Multi-thread loading shards: 0% Completed | 0/1 [00:00<?, ?it/s][2026-05-28 17:57:36 TP0] Parameter model.layers.0.linear_attn.in_proj_ba.input_scale not found in params_dict
[rank0]: Traceback (most recent call last):
[rank0]: File "", line 198, in _run_module_as_main
[rank0]: File "", line 88, in _run_code
[rank0]: File "/data/.sglang/lib/python3.12/site-packages/sglang/bench_one_batch.py", line 982, in
[rank0]: main(server_args, bench_args)
[rank0]: File "/data/.sglang/lib/python3.12/site-packages/sglang/bench_one_batch.py", line 944, in main
[rank0]: work_func(server_args, port_args, bench_args, 0, 0)
[rank0]: File "/data/.sglang/lib/python3.12/site-packages/sglang/bench_one_batch.py", line 834, in latency_test
[rank0]: model_runner, tokenizer = load_model(server_args, port_args, gpu_id, tp_rank)
[rank0]: ^^^^^^^^^^^^^^^^^^^^^^^^^^^^^^^^^^^^^^^^^^^^^^^^^^^
[rank0]: File "/data/.sglang/lib/python3.12/site-packages/sglang/bench_one_batch.py", line 316, in load_model
[rank0]: model_runner = ModelRunner(**runner_kwargs)
[rank0]: ^^^^^^^^^^^^^^^^^^^^^^^^^^^^
[rank0]: File "/data/.sglang/lib/python3.12/site-packages/sglang/srt/model_executor/model_runner.py", line 508, in init
[rank0]: self.initialize(pre_model_load_memory)
[rank0]: File "/data/.sglang/lib/python3.12/site-packages/sglang/srt/model_executor/model_runner.py", line 625, in initialize
[rank0]: self.load_model()
[rank0]: File "/data/.sglang/lib/python3.12/site-packages/sglang/srt/model_executor/model_runner.py", line 1380, in load_model
[rank0]: self.model = self.loader.load_model(
[rank0]: ^^^^^^^^^^^^^^^^^^^^^^^
[rank0]: File "/data/.sglang/lib/python3.12/site-packages/sglang/srt/model_loader/loader.py", line 2933, in load_model
[rank0]: return super().load_model(
[rank0]: ^^^^^^^^^^^^^^^^^^^
[rank0]: File "/data/.sglang/lib/python3.12/site-packages/sglang/srt/model_loader/loader.py", line 704, in load_model
[rank0]: self.load_weights_and_postprocess(
[rank0]: File "/data/.sglang/lib/python3.12/site-packages/sglang/srt/model_loader/loader.py", line 713, in load_weights_and_postprocess
[rank0]: model.load_weights(weights)
[rank0]: File "/data/.sglang/lib/python3.12/site-packages/sglang/srt/models/qwen3_5.py", line 1560, in load_weights
[rank0]: weight_loader(param, loaded_weight, shard_id)
[rank0]: File "/data/.sglang/lib/python3.12/site-packages/sglang/srt/models/qwen3_5.py", line 354, in weight_loader
[rank0]: return original_weight_loader(param, loaded_weight, loaded_shard_id)
[rank0]: ^^^^^^^^^^^^^^^^^^^^^^^^^^^^^^^^^^^^^^^^^^^^^^^^^^^^^^^^^^^^^
[rank0]: File "/data/.sglang/lib/python3.12/site-packages/sglang/srt/layers/linear.py", line 719, in weight_loader
[rank0]: assert param_data.shape == loaded_weight.shape
[rank0]: ^^^^^^^^^^^^^^^^^^^^^^^^^^^^^^^^^^^^^^^
[rank0]: AssertionError
Multi-thread loading shards: 0% Completed | 0/1 [00:27<?, ?it/s]
[rank0]:[W528 17:57:37.447275596 ProcessGroupNCCL.cpp:1575] Warning: WARNING: destroy_process_group() was not called before program exit, which can leak resources.

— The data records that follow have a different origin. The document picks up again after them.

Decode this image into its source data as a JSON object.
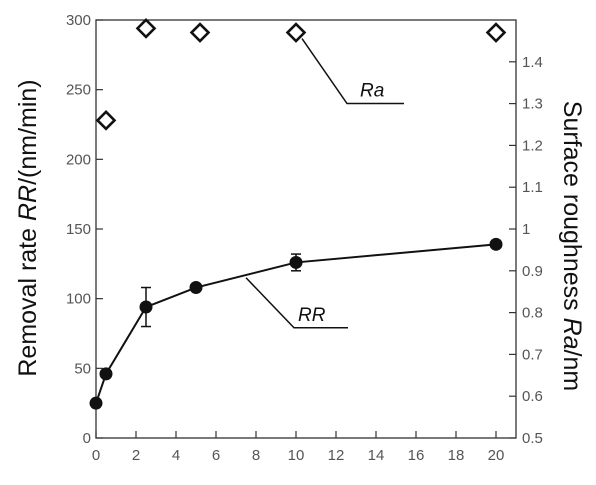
{
  "chart_data": {
    "type": "line",
    "title": "",
    "x": {
      "label": "",
      "range": [
        0,
        21
      ],
      "ticks": [
        0,
        2,
        4,
        6,
        8,
        10,
        12,
        14,
        16,
        18,
        20
      ]
    },
    "y_left": {
      "label_plain": "Removal rate ",
      "label_italic": "RR",
      "label_unit": "/(nm/min)",
      "range": [
        0,
        300
      ],
      "ticks": [
        0,
        50,
        100,
        150,
        200,
        250,
        300
      ]
    },
    "y_right": {
      "label_plain": "Surface roughness ",
      "label_italic": "Ra",
      "label_unit": "/nm",
      "range": [
        0.5,
        1.5
      ],
      "ticks": [
        0.5,
        0.6,
        0.7,
        0.8,
        0.9,
        1,
        1.1,
        1.2,
        1.3,
        1.4
      ],
      "tick_labels": [
        "0.5",
        "0.6",
        "0.7",
        "0.8",
        "0.9",
        "1",
        "1.1",
        "1.2",
        "1.3",
        "1.4"
      ]
    },
    "grid": false,
    "series": [
      {
        "name": "RR",
        "axis": "left",
        "marker": "circle",
        "line": true,
        "x": [
          0,
          0.5,
          2.5,
          5,
          10,
          20
        ],
        "y": [
          25,
          46,
          94,
          108,
          126,
          139
        ],
        "error": [
          0,
          0,
          14,
          0,
          6,
          0
        ]
      },
      {
        "name": "Ra",
        "axis": "right",
        "marker": "diamond",
        "line": false,
        "x": [
          0.5,
          2.5,
          5.2,
          10,
          20
        ],
        "y": [
          1.26,
          1.48,
          1.47,
          1.47,
          1.47
        ]
      }
    ],
    "annotations": [
      {
        "text": "Ra",
        "series": "Ra",
        "x": 10,
        "y": 1.47
      },
      {
        "text": "RR",
        "series": "RR",
        "x": 7.5,
        "y": 115
      }
    ]
  }
}
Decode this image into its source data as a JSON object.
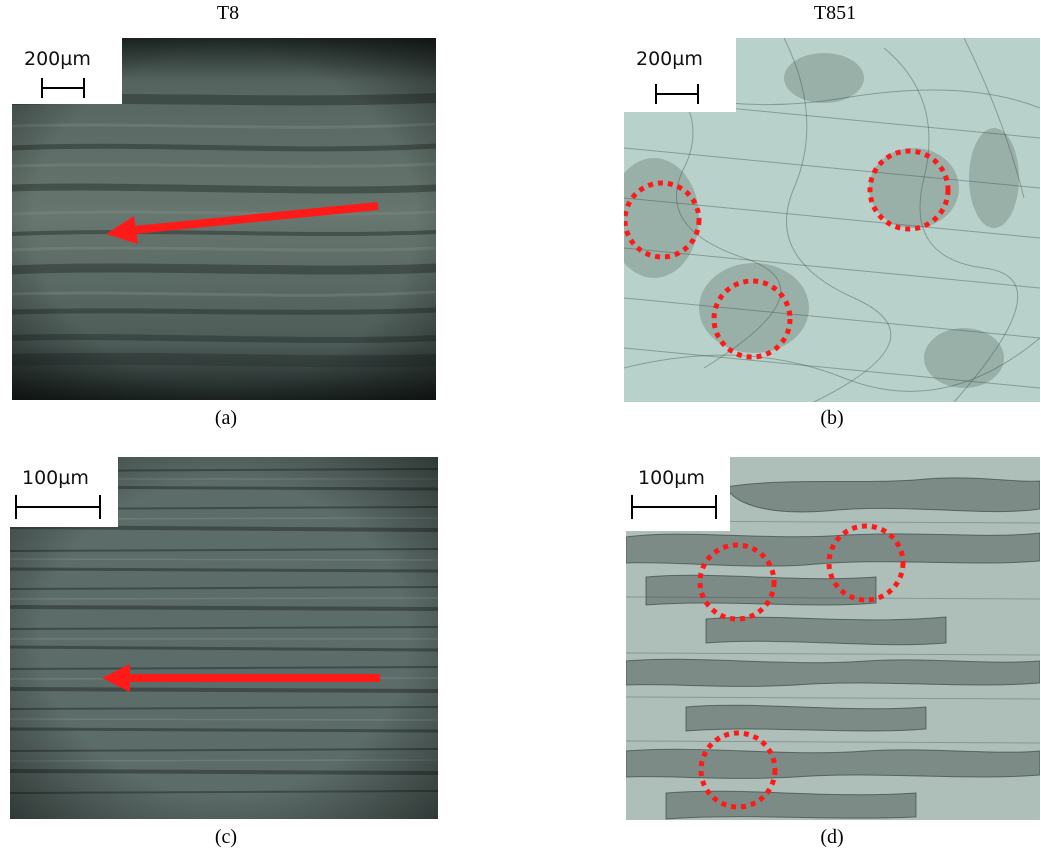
{
  "columns": {
    "left_title": "T8",
    "right_title": "T851"
  },
  "panels": [
    {
      "id": "a",
      "caption": "(a)",
      "scale_label": "200µm",
      "annotation": "red-arrow"
    },
    {
      "id": "b",
      "caption": "(b)",
      "scale_label": "200µm",
      "annotation": "red-dotted-circles"
    },
    {
      "id": "c",
      "caption": "(c)",
      "scale_label": "100µm",
      "annotation": "red-arrow"
    },
    {
      "id": "d",
      "caption": "(d)",
      "scale_label": "100µm",
      "annotation": "red-dotted-circles"
    }
  ],
  "colors": {
    "t8_surface": "#4f605c",
    "t851_surface_b": "#b8d2cb",
    "t851_surface_d": "#aebfb9",
    "annotation_red": "#ff1a1a"
  }
}
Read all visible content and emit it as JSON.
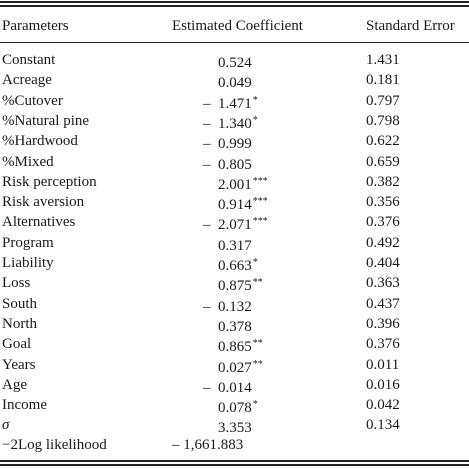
{
  "table": {
    "headers": [
      "Parameters",
      "Estimated Coefficient",
      "Standard Error"
    ],
    "rows": [
      {
        "param": "Constant",
        "sign": "",
        "coef": "0.524",
        "stars": "",
        "se": "1.431"
      },
      {
        "param": "Acreage",
        "sign": "",
        "coef": "0.049",
        "stars": "",
        "se": "0.181"
      },
      {
        "param": "%Cutover",
        "sign": "–",
        "coef": "1.471",
        "stars": "*",
        "se": "0.797"
      },
      {
        "param": "%Natural pine",
        "sign": "–",
        "coef": "1.340",
        "stars": "*",
        "se": "0.798"
      },
      {
        "param": "%Hardwood",
        "sign": "–",
        "coef": "0.999",
        "stars": "",
        "se": "0.622"
      },
      {
        "param": "%Mixed",
        "sign": "–",
        "coef": "0.805",
        "stars": "",
        "se": "0.659"
      },
      {
        "param": "Risk perception",
        "sign": "",
        "coef": "2.001",
        "stars": "***",
        "se": "0.382"
      },
      {
        "param": "Risk aversion",
        "sign": "",
        "coef": "0.914",
        "stars": "***",
        "se": "0.356"
      },
      {
        "param": "Alternatives",
        "sign": "–",
        "coef": "2.071",
        "stars": "***",
        "se": "0.376"
      },
      {
        "param": "Program",
        "sign": "",
        "coef": "0.317",
        "stars": "",
        "se": "0.492"
      },
      {
        "param": "Liability",
        "sign": "",
        "coef": "0.663",
        "stars": "*",
        "se": "0.404"
      },
      {
        "param": "Loss",
        "sign": "",
        "coef": "0.875",
        "stars": "**",
        "se": "0.363"
      },
      {
        "param": "South",
        "sign": "–",
        "coef": "0.132",
        "stars": "",
        "se": "0.437"
      },
      {
        "param": "North",
        "sign": "",
        "coef": "0.378",
        "stars": "",
        "se": "0.396"
      },
      {
        "param": "Goal",
        "sign": "",
        "coef": "0.865",
        "stars": "**",
        "se": "0.376"
      },
      {
        "param": "Years",
        "sign": "",
        "coef": "0.027",
        "stars": "**",
        "se": "0.011"
      },
      {
        "param": "Age",
        "sign": "–",
        "coef": "0.014",
        "stars": "",
        "se": "0.016"
      },
      {
        "param": "Income",
        "sign": "",
        "coef": "0.078",
        "stars": "*",
        "se": "0.042"
      },
      {
        "param": "σ",
        "sign": "",
        "coef": "3.353",
        "stars": "",
        "se": "0.134"
      }
    ],
    "footer": {
      "param": "−2Log likelihood",
      "value": "– 1,661.883"
    }
  }
}
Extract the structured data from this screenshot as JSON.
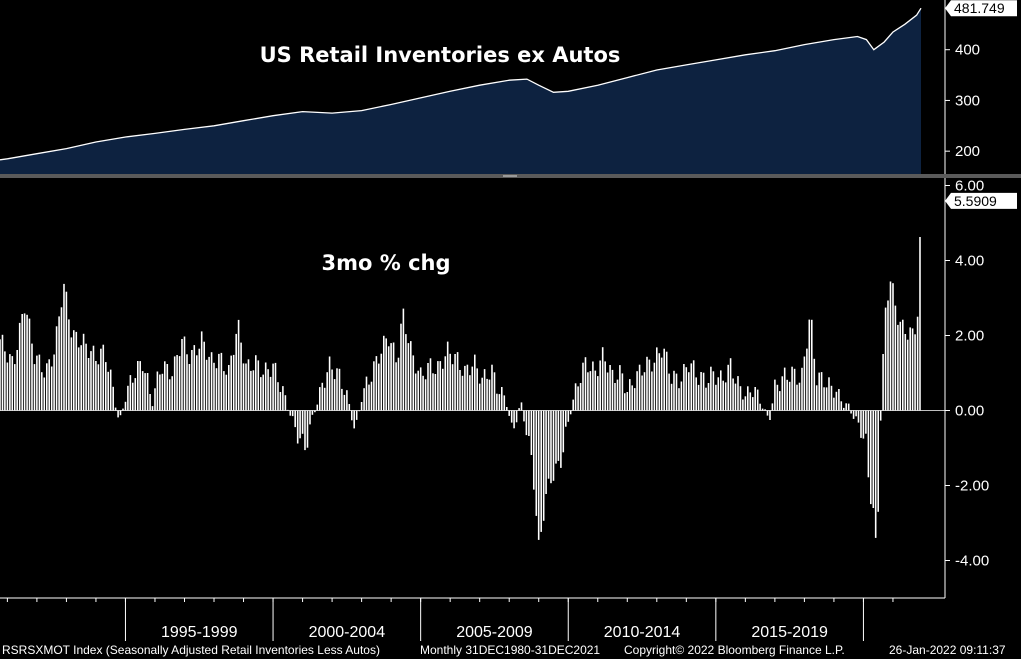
{
  "chart_data": [
    {
      "type": "area",
      "title": "US Retail Inventories ex Autos",
      "yticks": [
        200,
        300,
        400
      ],
      "ylim": [
        155,
        498
      ],
      "last_value_label": "481.749",
      "x_start": 1990.75,
      "x_end": 2021.95,
      "fill_color": "#0d2240",
      "line_color": "#ffffff",
      "points": [
        [
          1990.75,
          183
        ],
        [
          1991.0,
          185
        ],
        [
          1992.0,
          195
        ],
        [
          1993.0,
          205
        ],
        [
          1994.0,
          218
        ],
        [
          1995.0,
          228
        ],
        [
          1996.0,
          235
        ],
        [
          1997.0,
          243
        ],
        [
          1998.0,
          250
        ],
        [
          1999.0,
          260
        ],
        [
          2000.0,
          270
        ],
        [
          2001.0,
          278
        ],
        [
          2002.0,
          275
        ],
        [
          2003.0,
          280
        ],
        [
          2004.0,
          292
        ],
        [
          2005.0,
          305
        ],
        [
          2006.0,
          318
        ],
        [
          2007.0,
          330
        ],
        [
          2008.0,
          340
        ],
        [
          2008.6,
          342
        ],
        [
          2009.0,
          330
        ],
        [
          2009.5,
          316
        ],
        [
          2010.0,
          318
        ],
        [
          2011.0,
          330
        ],
        [
          2012.0,
          345
        ],
        [
          2013.0,
          360
        ],
        [
          2014.0,
          370
        ],
        [
          2015.0,
          380
        ],
        [
          2016.0,
          390
        ],
        [
          2017.0,
          398
        ],
        [
          2018.0,
          410
        ],
        [
          2019.0,
          420
        ],
        [
          2019.8,
          426
        ],
        [
          2020.1,
          420
        ],
        [
          2020.35,
          400
        ],
        [
          2020.7,
          415
        ],
        [
          2021.0,
          435
        ],
        [
          2021.4,
          450
        ],
        [
          2021.8,
          468
        ],
        [
          2021.95,
          481.749
        ]
      ]
    },
    {
      "type": "bar",
      "title": "3mo % chg",
      "yticks": [
        -4.0,
        -2.0,
        0.0,
        2.0,
        4.0,
        6.0
      ],
      "ytick_labels": [
        "-4.00",
        "-2.00",
        "0.00",
        "2.00",
        "4.00",
        "6.00"
      ],
      "ylim": [
        -5.0,
        6.2
      ],
      "last_value_label": "5.5909",
      "x_start": 1990.75,
      "x_end": 2021.95,
      "bar_color": "#ffffff",
      "keyframes": [
        [
          1990.75,
          1.9
        ],
        [
          1991.2,
          1.2
        ],
        [
          1991.6,
          2.9
        ],
        [
          1991.9,
          1.5
        ],
        [
          1992.3,
          1.0
        ],
        [
          1992.6,
          1.6
        ],
        [
          1992.9,
          3.4
        ],
        [
          1993.2,
          2.0
        ],
        [
          1993.6,
          1.8
        ],
        [
          1994.0,
          1.4
        ],
        [
          1994.3,
          1.6
        ],
        [
          1994.6,
          0.5
        ],
        [
          1994.8,
          -0.4
        ],
        [
          1995.0,
          0.4
        ],
        [
          1995.3,
          1.0
        ],
        [
          1995.6,
          1.3
        ],
        [
          1995.9,
          0.2
        ],
        [
          1996.2,
          1.2
        ],
        [
          1996.6,
          1.0
        ],
        [
          1996.9,
          1.9
        ],
        [
          1997.2,
          1.4
        ],
        [
          1997.6,
          1.9
        ],
        [
          1997.9,
          1.3
        ],
        [
          1998.2,
          1.4
        ],
        [
          1998.5,
          1.0
        ],
        [
          1998.8,
          2.3
        ],
        [
          1999.1,
          1.1
        ],
        [
          1999.4,
          1.3
        ],
        [
          1999.7,
          1.0
        ],
        [
          2000.0,
          1.2
        ],
        [
          2000.3,
          0.6
        ],
        [
          2000.5,
          0.1
        ],
        [
          2000.8,
          -0.6
        ],
        [
          2001.1,
          -1.0
        ],
        [
          2001.3,
          -0.3
        ],
        [
          2001.6,
          0.5
        ],
        [
          2001.9,
          1.2
        ],
        [
          2002.2,
          1.0
        ],
        [
          2002.5,
          0.4
        ],
        [
          2002.8,
          -0.6
        ],
        [
          2003.0,
          0.4
        ],
        [
          2003.3,
          0.9
        ],
        [
          2003.6,
          1.5
        ],
        [
          2003.9,
          2.0
        ],
        [
          2004.2,
          1.3
        ],
        [
          2004.4,
          2.6
        ],
        [
          2004.7,
          1.5
        ],
        [
          2005.0,
          0.9
        ],
        [
          2005.3,
          1.2
        ],
        [
          2005.6,
          1.1
        ],
        [
          2005.9,
          1.6
        ],
        [
          2006.2,
          1.4
        ],
        [
          2006.5,
          1.0
        ],
        [
          2006.8,
          1.3
        ],
        [
          2007.1,
          0.8
        ],
        [
          2007.4,
          1.1
        ],
        [
          2007.6,
          0.6
        ],
        [
          2007.9,
          0.3
        ],
        [
          2008.1,
          -0.6
        ],
        [
          2008.4,
          0.2
        ],
        [
          2008.6,
          -0.6
        ],
        [
          2008.8,
          -1.5
        ],
        [
          2009.0,
          -3.7
        ],
        [
          2009.2,
          -2.5
        ],
        [
          2009.4,
          -1.8
        ],
        [
          2009.6,
          -1.6
        ],
        [
          2009.8,
          -1.2
        ],
        [
          2010.0,
          -0.3
        ],
        [
          2010.3,
          0.7
        ],
        [
          2010.6,
          1.3
        ],
        [
          2010.9,
          1.0
        ],
        [
          2011.2,
          1.5
        ],
        [
          2011.5,
          0.9
        ],
        [
          2011.8,
          1.0
        ],
        [
          2012.0,
          0.5
        ],
        [
          2012.3,
          0.9
        ],
        [
          2012.6,
          1.2
        ],
        [
          2012.9,
          1.3
        ],
        [
          2013.2,
          1.7
        ],
        [
          2013.5,
          0.9
        ],
        [
          2013.8,
          0.8
        ],
        [
          2014.1,
          1.3
        ],
        [
          2014.4,
          0.9
        ],
        [
          2014.7,
          0.8
        ],
        [
          2014.9,
          1.0
        ],
        [
          2015.2,
          0.8
        ],
        [
          2015.5,
          1.2
        ],
        [
          2015.8,
          0.6
        ],
        [
          2016.0,
          0.4
        ],
        [
          2016.3,
          0.6
        ],
        [
          2016.6,
          0.1
        ],
        [
          2016.8,
          -0.3
        ],
        [
          2017.0,
          0.6
        ],
        [
          2017.3,
          0.9
        ],
        [
          2017.6,
          1.0
        ],
        [
          2017.9,
          0.8
        ],
        [
          2018.2,
          2.6
        ],
        [
          2018.4,
          0.9
        ],
        [
          2018.7,
          0.8
        ],
        [
          2018.9,
          0.6
        ],
        [
          2019.1,
          0.5
        ],
        [
          2019.3,
          0.2
        ],
        [
          2019.5,
          0.1
        ],
        [
          2019.7,
          -0.2
        ],
        [
          2019.9,
          -0.5
        ],
        [
          2020.1,
          -0.9
        ],
        [
          2020.2,
          -2.2
        ],
        [
          2020.3,
          -2.3
        ],
        [
          2020.45,
          -4.0
        ],
        [
          2020.6,
          0.3
        ],
        [
          2020.75,
          2.6
        ],
        [
          2020.9,
          3.6
        ],
        [
          2021.1,
          2.7
        ],
        [
          2021.3,
          2.2
        ],
        [
          2021.5,
          2.1
        ],
        [
          2021.7,
          2.0
        ],
        [
          2021.85,
          2.7
        ],
        [
          2021.95,
          5.5909
        ]
      ]
    }
  ],
  "x_axis": {
    "labels": [
      "1995-1999",
      "2000-2004",
      "2005-2009",
      "2010-2014",
      "2015-2019"
    ],
    "label_centers": [
      1997.5,
      2002.5,
      2007.5,
      2012.5,
      2017.5
    ],
    "boundaries": [
      1995,
      2000,
      2005,
      2010,
      2015,
      2020
    ]
  },
  "footer": {
    "ticker": "RSRSXMOT Index (Seasonally Adjusted Retail Inventories Less Autos)",
    "frequency": "Monthly 31DEC1980-31DEC2021",
    "copyright": "Copyright© 2022 Bloomberg Finance L.P.",
    "timestamp": "26-Jan-2022 09:11:37"
  },
  "colors": {
    "background": "#000000",
    "panel_fill": "#0d2240",
    "divider": "#5a5a5a",
    "tag_background": "#ffffff"
  }
}
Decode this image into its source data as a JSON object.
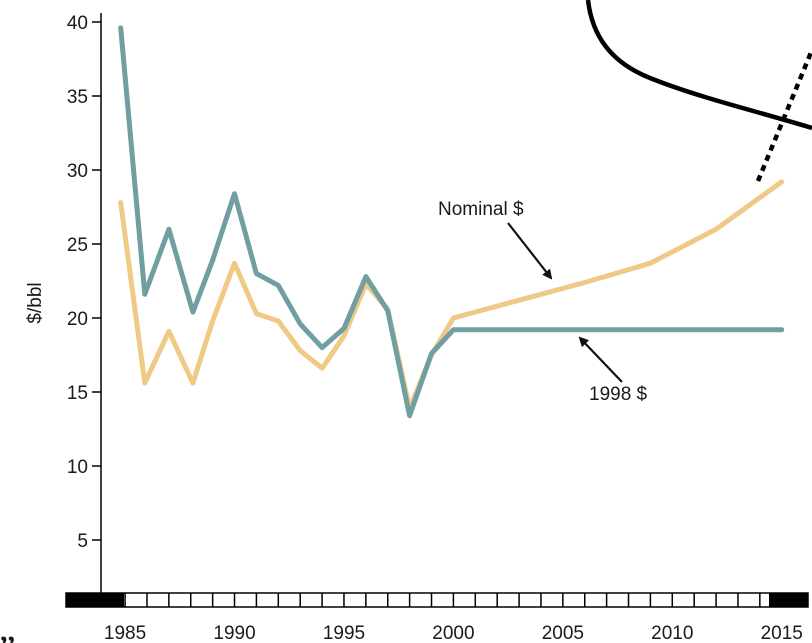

For more info, please see https://pytorch.org/docs/stable/distributed.html#shutdown (function operator())
"
The command is as below:
"
python3 -m sglang.bench_one_batch
--model-path /mnt/nas/models/vLLM/Qwen3.6-27B-Text-NVFP4-MTP-sakamakismile/
--trust-remote-code
--tp 1
"
ChatGPT said its because of the mismatch between the architecture of checkpoints and the definition of SGLang/Qwen3.5.
But when we deploying mmangkad/Qwen3.6-27B-NVFP4, which is supposed to be the same structure with sakamakismile/Qwen3.6-27B-Text-NVFP4-MTP in text part, it worked.
So can anyone give some advice to this? Thx a lot!
When we print " param_data.shape " and " loaded_weight.shape", it shows:
torch.Size([48, 5120])
torch.Size([48, 2560])
Maybe its caused by the compatible issue of NVFP4 in SGLang?